COA holds that defendant’s misunderstanding about guilty plea waiver rule does not entitle him to plea withdrawal
State v. Matthew Robert Mayotte, 2022AP1695, 1/23/24, District 3 (not recommended for publication); case activity (including briefs)
Given the state of the postconviction record and COA’s narrow reading of precedent, Mayotte fails to establish he is entitled to plea withdrawal given his misunderstanding of the consequences of his Alford plea.
COA rejects constitutional challenge to legislature’s inclusion of non-impairing metabolite as restricted controlled substance
State v. Dustin J. VanderGalien, 2023AP890-CR, 12/29/23, District 4 (recommended for publication); case activity
VanderGalien pled no contest to three counts stemming from a fatal motor vehicle crash after a non-impairing cocaine metabolite (benzoylecgonine or “BE”) was detected in his blood hours after the incident. The court of appeals rejects his facial challenge to the statute, Wis. Stat. § 340.01(50m)(c), which includes BE as a restricted controlled substance under the motor vehicle code. The court of appeals explains that “the inclusion of cocaine or any of its metabolites in the definition of a restricted controlled substance for purposes of prosecution under the Wisconsin motor vehicle code bears a rational relationship to the purpose or objective of the statutory scheme,” which is to combat drugged driving. Op., ¶30.

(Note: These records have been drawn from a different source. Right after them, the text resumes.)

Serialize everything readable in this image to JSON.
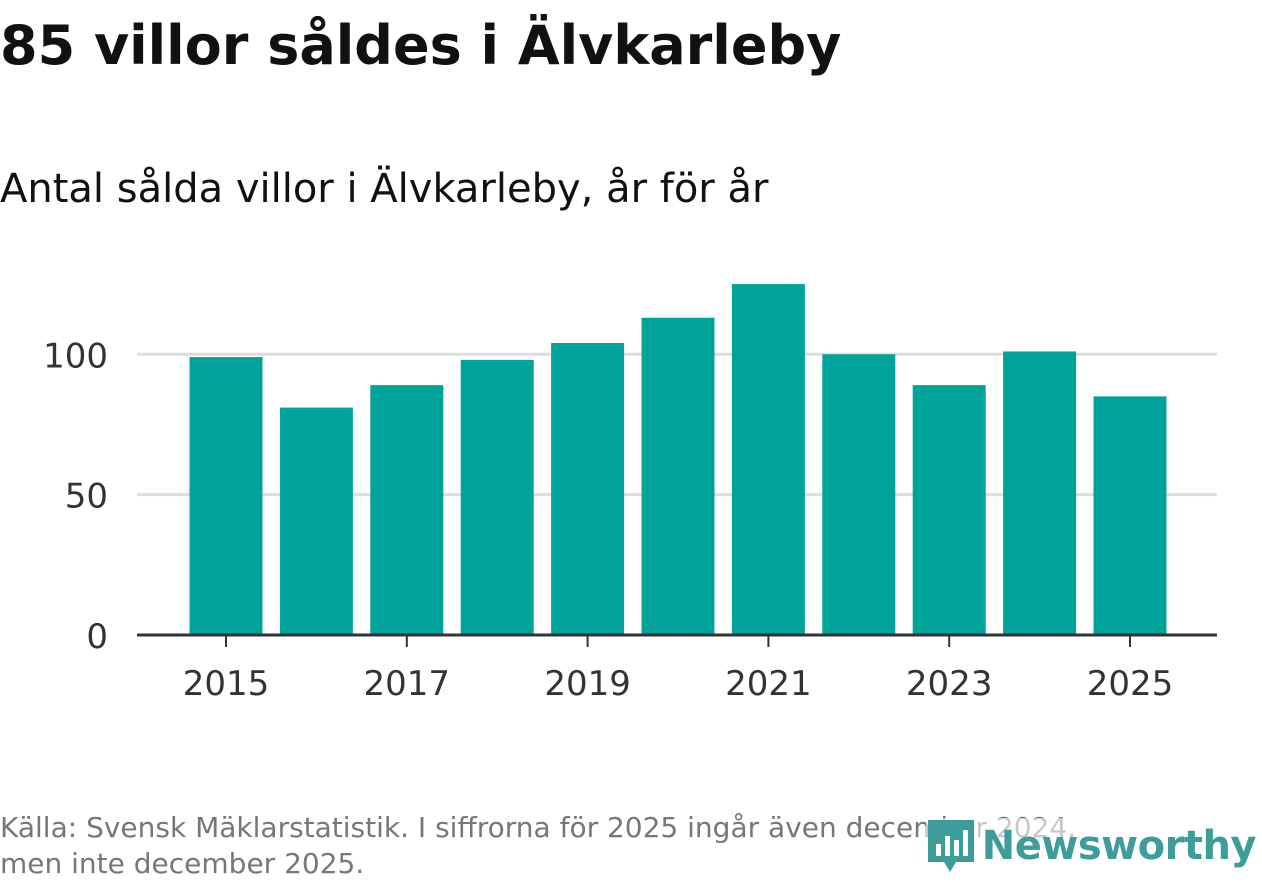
{
  "title": "85 villor såldes i Älvkarleby",
  "subtitle": "Antal sålda villor i Älvkarleby, år för år",
  "source_line1": "Källa: Svensk Mäklarstatistik. I siffrorna för 2025 ingår även december 2024,",
  "source_line2": "men inte december 2025.",
  "brand": "Newsworthy",
  "colors": {
    "bar": "#00a39a",
    "grid": "#dddddd",
    "axis": "#333333",
    "brand": "#3d9d9a"
  },
  "chart_data": {
    "type": "bar",
    "title": "85 villor såldes i Älvkarleby",
    "subtitle": "Antal sålda villor i Älvkarleby, år för år",
    "xlabel": "",
    "ylabel": "",
    "categories": [
      2015,
      2016,
      2017,
      2018,
      2019,
      2020,
      2021,
      2022,
      2023,
      2024,
      2025
    ],
    "values": [
      99,
      81,
      89,
      98,
      104,
      113,
      125,
      100,
      89,
      101,
      85
    ],
    "ylim": [
      0,
      135
    ],
    "yticks": [
      0,
      50,
      100
    ],
    "xtick_labels": [
      "2015",
      "2017",
      "2019",
      "2021",
      "2023",
      "2025"
    ],
    "grid": true,
    "legend": "none"
  }
}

Parent entitled to an evidentiary hearing on claim that circuit court miscommunicated burden of proof in TPR plea colloquy
State v. B.M., 2023AP1137, 11/14/23, District I (ineligible for publication); case activity
Despite an intervening decision from SCOW which generated skepticism as to whether parents can obtain plea withdrawal when a circuit court miscommunicates the burden of proof in a TPR plea colloquy, COA nevertheless reverses and remands in this case presenting yet another “A.G.” claim.
COA overlooks procedural bar, State’s failure to file to a response brief; affirms based on well-settled plea withdrawal case law
State v. William J. Buffo, 2022AP1803-4-CR, District IV, 7/13/23, 1-judge decision ineligible for publication; case activity (briefs available)
In another messy pro se appeal, COA overlooks the State’s failure to file a response brief and affirms the circuit court’s “evidently correct” decision.